Bryan Jarvis, 85, of Bournemouth carried with him a memento of his time on Christmas Island in 1957 for series of atomic blasts: a pair of flimsy spectacles with smoked glass, given to he and colleagues from the REME - known as "nut stranglers" in military slang - to supposedly protect their eyes from the blinding flash. "It was all I had, until we got the medal," he said. "But that came in the post, in a cheap box, without even a pin to hold it on. It was half-hearted, and I was tempted to use a nappy pin to attach it. My medical notes from Christmas Island are almost totally missing - the only scrap of paper left says I had sunburn. Well, now I've had eight skin cancers. We were microwaved out there and they won't admit it."

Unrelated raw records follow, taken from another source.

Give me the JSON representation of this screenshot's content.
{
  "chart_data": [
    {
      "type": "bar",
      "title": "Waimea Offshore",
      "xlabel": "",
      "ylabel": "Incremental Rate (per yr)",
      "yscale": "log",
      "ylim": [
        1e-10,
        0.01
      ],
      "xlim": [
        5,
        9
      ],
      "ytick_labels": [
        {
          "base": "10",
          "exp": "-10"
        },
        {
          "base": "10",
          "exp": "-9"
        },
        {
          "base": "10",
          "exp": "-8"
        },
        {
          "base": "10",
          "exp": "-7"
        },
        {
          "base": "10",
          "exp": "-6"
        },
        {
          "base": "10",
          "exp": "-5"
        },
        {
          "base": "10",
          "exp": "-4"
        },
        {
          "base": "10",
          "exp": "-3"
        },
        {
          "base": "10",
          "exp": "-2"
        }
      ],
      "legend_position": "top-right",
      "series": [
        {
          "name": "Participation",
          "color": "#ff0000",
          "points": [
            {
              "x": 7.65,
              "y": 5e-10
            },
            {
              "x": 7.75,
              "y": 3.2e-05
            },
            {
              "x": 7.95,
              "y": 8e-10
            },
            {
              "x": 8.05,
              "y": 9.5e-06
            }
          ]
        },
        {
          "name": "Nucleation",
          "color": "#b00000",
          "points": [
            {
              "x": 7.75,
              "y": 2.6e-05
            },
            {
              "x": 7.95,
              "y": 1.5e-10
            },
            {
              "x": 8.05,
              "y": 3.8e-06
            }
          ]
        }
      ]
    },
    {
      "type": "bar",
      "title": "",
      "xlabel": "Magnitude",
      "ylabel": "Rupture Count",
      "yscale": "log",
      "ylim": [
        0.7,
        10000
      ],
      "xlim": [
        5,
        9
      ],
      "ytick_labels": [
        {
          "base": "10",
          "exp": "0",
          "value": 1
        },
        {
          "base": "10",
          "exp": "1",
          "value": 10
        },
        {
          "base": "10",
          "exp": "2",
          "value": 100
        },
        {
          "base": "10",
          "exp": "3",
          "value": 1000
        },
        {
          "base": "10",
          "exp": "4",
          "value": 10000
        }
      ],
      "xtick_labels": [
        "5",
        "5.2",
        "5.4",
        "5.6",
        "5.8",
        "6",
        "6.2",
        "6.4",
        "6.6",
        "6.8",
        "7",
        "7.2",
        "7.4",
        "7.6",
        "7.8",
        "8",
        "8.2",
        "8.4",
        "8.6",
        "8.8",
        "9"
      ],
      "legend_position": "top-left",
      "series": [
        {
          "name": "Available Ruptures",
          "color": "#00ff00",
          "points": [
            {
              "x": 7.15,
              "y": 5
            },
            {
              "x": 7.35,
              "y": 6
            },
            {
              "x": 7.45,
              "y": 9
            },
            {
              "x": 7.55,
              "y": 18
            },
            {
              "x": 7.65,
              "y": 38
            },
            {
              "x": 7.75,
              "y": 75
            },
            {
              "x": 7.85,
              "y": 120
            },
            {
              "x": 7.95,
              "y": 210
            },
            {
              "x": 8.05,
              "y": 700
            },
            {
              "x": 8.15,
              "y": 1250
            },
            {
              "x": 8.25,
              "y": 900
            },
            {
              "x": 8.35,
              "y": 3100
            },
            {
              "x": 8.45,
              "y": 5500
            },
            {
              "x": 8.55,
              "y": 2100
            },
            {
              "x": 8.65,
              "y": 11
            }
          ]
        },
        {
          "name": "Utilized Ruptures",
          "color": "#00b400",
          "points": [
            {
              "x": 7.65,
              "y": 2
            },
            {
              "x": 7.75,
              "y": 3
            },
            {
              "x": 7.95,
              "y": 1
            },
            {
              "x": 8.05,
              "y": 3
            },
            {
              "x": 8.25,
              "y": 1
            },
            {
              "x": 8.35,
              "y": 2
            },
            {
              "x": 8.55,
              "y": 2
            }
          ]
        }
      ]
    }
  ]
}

Veterans marched, limped, and rolled past the Cenotaph in their thousands. They saluted, and were saluted. Children marched for parents who never made it, widows marched for a spouse, and some marched fresh in the grief for those lost more recently. The veterans who, just last year, had no medal to their name stood the tallest, proudly accepted at last as what they are - true national heroes.

John Morris, 86, of Rochdale, was the nuclear veteran who went to see Boris Johnson as Prime Minister last year, banged his fist on the table and said: "Give me a medal, or tell me to sod off." Yesterday, he told how someone he'd never met had spotted his new gong in the hotel that morning, and knew it was for service at the atomic tests.

"The medal makes me recognisable, whereas last year I was a nobody," he said. "I wear this medal with a great deal of pride, and I wear it for the 20,000 plus, who are now dead who never saw this medal. For me to wear it is very humbling really. I'm absolutely over the moon."

And that is what the Cenotaph is for.